Los expertos consideraron la medida anunciada por la Ministra de Sanidad, Carolina Darias, «apresurada» y advirtieron del precio que podría costar para el devenir de la pandemia. Así trataba de evidenciar los problemas asociados a esta decisión el vicepresidente de la Sociedad Española de Epidemiología, Óscar Zurriaga: «El uso de la mascarilla en interiores es una medida muy icónica, y muy visible, y su eliminación también transmite el mensaje de que ya no hay necesidad de ninguna medida». 

Cuando llegó el momento de la verdad, fueron muchos los que decidieron continuar utilizándola por precaución. Aunque no fue fácil recuperar la confianza perdida en el aire respirable, pronto la mascarilla perdió la relevancia que había ganado a pulso. La mascarilla cayó en el olvido y con ello también llegaron los despistes. ¿Quién no habrá rebuscado entre los recovecos del bolso en busca de una deformada mascarilla que le permita entrar en la farmacia o ha pasado por alto que la protección haya sido usada por otra persona para poder acceder a un transporte público?

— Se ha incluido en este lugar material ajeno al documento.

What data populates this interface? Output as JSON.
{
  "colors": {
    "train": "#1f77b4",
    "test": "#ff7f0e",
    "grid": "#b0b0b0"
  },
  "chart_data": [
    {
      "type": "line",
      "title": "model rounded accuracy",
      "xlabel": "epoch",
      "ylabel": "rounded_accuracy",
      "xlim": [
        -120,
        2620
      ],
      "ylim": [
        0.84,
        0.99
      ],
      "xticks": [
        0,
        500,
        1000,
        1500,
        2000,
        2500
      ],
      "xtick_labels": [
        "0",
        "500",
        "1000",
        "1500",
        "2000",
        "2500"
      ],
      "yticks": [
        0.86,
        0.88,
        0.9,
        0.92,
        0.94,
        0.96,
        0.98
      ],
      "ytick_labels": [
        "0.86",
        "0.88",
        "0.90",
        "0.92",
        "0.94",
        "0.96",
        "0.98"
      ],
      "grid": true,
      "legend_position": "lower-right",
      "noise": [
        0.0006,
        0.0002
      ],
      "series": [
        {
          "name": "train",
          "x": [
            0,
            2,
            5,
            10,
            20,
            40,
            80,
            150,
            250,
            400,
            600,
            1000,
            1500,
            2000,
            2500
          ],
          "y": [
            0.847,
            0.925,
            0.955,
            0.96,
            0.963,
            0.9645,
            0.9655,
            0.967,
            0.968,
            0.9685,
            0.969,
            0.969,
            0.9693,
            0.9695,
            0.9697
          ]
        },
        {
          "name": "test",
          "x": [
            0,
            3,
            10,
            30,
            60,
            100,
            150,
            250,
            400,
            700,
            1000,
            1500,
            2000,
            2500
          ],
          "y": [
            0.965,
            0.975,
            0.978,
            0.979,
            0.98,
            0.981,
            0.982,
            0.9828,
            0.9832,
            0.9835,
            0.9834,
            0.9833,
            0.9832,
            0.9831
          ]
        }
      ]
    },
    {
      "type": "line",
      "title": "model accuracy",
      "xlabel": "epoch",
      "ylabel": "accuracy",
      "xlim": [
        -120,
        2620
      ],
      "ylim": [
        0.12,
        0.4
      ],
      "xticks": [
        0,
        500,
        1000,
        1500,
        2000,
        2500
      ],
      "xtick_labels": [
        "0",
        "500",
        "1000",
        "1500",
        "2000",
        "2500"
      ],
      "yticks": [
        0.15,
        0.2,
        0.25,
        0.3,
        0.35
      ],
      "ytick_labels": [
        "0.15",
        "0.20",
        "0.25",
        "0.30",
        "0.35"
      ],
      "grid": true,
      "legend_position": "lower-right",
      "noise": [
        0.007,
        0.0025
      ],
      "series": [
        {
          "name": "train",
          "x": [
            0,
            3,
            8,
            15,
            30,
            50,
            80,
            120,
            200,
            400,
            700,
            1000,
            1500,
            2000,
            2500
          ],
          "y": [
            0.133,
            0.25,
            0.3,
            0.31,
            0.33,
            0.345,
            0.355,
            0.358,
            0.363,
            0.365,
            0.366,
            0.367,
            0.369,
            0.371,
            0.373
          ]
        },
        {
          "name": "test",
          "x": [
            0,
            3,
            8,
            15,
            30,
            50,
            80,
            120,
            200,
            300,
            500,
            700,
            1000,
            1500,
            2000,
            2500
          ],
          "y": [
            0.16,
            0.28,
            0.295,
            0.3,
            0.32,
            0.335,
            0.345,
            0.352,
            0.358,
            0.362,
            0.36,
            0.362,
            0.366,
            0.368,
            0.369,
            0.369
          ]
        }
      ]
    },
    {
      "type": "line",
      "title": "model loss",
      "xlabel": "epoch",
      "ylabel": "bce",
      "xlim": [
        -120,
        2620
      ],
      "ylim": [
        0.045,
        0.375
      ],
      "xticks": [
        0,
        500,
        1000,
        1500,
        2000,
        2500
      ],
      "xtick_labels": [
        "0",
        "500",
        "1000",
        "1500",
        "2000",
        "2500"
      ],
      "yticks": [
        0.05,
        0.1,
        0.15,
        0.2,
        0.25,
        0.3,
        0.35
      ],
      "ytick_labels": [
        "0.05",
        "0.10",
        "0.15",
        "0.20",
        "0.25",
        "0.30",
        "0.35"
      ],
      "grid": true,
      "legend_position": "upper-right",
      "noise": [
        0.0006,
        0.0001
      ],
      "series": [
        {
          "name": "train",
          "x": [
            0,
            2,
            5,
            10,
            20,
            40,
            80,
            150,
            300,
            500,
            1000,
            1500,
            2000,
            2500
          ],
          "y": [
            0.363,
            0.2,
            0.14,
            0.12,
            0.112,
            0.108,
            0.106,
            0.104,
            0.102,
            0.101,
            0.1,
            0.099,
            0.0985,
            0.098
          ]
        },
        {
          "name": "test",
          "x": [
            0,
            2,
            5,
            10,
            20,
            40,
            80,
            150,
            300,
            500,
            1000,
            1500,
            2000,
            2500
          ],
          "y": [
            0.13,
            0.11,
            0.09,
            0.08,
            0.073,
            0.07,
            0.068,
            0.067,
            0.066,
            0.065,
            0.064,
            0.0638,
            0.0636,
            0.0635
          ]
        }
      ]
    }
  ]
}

A partir de este miércoles, las mascarillas también dejarán de ser obligatorias en los transportes públicos. En el Consejo de Ministros celebrado ayer se aprobó modificar el Real Decreto actualmente en vigor, de 19 de abril de 2022, para poner fin a esta norma. De esta manera, ni en la guagua, ni en el tranvía, ni tampoco en taxis, barcos o aviones será necesario cubrirse la boca para entrar. La Ministra de Sanidad, Carolina Darias, no obstante, ha recordado que se mantiene la obligatoriedad del uso de la mascarilla en centros y servicios sanitarios y en las oficinas de farmacia y en los botiquines y para los trabajadores de centros residenciales.